Campus ministries outside the Bible Belt -- such as in New England, California and the Northwest – are multiplying rapidly, thanks largely to the work of volunteers, said John Ramirez, director of collegiate ministries for the Baptist Convention of New England and a strategist for LifeWay.



College ministries also connect with students by easing the transition from high school to college. Campus ministers help students move in and get situated. They also often offer concerts and parties as social events.



But the biggest draw is a personal invitation from a friend, and today's Christian students are rising to that challenge, said Joel Bratcher, director of the Baptist Student Ministries at Texas A&M University.



"Christian students are more passionate about their faith than when I started in this work," he said.



Michael Ball, director of the Baptist Student Union at Mississippi State University, finds students are looking for meaning in their lives.



"At the heart of things, the needs are much the same," Ball said. "When I first started out, I didn't want a cookies-and-Kool-Aid ministry. I was intentionally trying to challenge them. I think they're really wanting purposeful commitments in their own lives."

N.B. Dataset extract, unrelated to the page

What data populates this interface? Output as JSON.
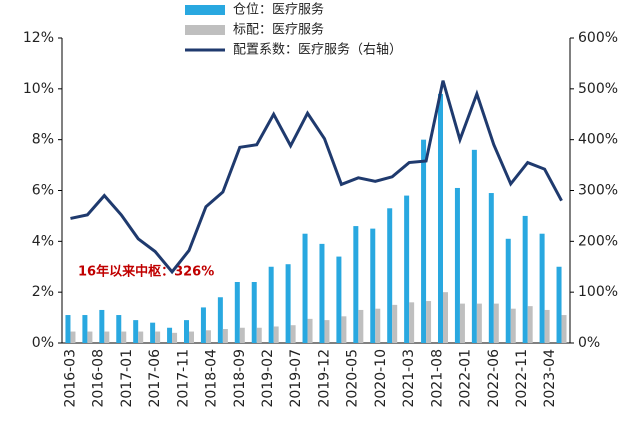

In this search for meaning, students are interested in exploring Christianity, campus ministers said. They are closely examining the faith and asking questions.



"Students by and large are trying to find what life is about, and they're open to examining God," said Steve Masters, director of Baptist Collegiate Ministry at Louisiana State University.

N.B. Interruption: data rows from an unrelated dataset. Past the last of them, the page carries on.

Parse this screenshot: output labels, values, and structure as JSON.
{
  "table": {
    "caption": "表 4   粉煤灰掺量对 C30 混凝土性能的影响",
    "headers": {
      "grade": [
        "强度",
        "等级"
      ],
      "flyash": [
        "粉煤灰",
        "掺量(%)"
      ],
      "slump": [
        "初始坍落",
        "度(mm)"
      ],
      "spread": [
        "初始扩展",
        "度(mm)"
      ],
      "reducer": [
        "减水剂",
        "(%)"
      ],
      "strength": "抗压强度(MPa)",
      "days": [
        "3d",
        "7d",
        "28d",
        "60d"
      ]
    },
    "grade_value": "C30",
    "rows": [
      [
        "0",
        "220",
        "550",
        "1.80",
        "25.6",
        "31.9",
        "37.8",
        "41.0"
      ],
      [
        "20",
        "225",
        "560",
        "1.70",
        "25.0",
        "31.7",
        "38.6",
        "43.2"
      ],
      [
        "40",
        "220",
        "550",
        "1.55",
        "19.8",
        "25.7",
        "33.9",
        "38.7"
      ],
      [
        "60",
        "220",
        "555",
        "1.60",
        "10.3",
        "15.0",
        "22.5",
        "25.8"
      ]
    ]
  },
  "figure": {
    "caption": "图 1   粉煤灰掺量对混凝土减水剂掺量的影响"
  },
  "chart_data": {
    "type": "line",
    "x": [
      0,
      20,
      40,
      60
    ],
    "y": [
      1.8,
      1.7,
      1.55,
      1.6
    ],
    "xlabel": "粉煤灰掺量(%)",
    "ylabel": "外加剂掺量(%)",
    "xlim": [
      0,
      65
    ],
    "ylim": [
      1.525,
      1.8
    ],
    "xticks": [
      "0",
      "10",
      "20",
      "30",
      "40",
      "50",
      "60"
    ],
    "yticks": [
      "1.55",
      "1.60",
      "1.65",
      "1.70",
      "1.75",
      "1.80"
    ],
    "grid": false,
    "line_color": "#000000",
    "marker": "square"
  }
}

While college ministries have been based on small-group studies in the past, many are building on the popularity of praise and worship services, which incorporate musical styles more reflective of popular culture. The intense emotion of the services intrigues non-believers who want to know this passion, Masters said.



This college generation's desire to participate in missions is extremely strong, campus ministers also reported. Overseas mission trips once seen as dangerous or exotic are a normal expression of the students' faith.



Masters sees more students than ever answering a call to vocational ministry, but most are interested in becoming missionaries rather than serving local churches.



"Servant evangelism" is a draw as well, particularly outside the Bible Belt. Such ventures vary from campus to campus, but examples include helping students move in to dorms and serving hot chocolate during the winter in an effort to share the gospel.



"This generation is more about experience than exposure," said Thompson of East Texas Baptist. "They don't just want to know what's going on or see what's going on. They want to do what's going on."



Like all generations, however, today's college students' strengths are balanced by their weaknesses, said Dickerson of Arkansas State. He noteed that students seem to have trouble applying their faith to their lives. Although the large worship service brings people in, there is a great need for small-group Bible studies, he reported.



Additionally, statistics have shown financial contributions from this generation are significantly down compared to previous generations, a trend that could have major implications for the church, Thompson said.



The speed of change in American life has increased so much that college students and younger generations are absorbing changes without having a chance to examine them, campus ministers said. Constant change is part of their lives, and it will only become a larger part as the pace of change accelerates.



Baptist collegiate ministers largely agree the changing world coupled with new stylistic expressions of Christianity will alter the church. The question is how much.



Several predicted churches will continue to use contemporary worship styles. The emotionality may decrease as today's students grow older, but the approach will remain, leaders said.



Thompson sees more dramatic changes, however. He envisions churches that are defined more by their practical ministries rather than their doctrinal distinctions. Believers will regularly fellowship with several congregations to meet their spiritual needs. Outreach will be global as well as local.



"If you think it's a wild ride now, just hold on," he said. "I think it's going to get a whole lot wilder."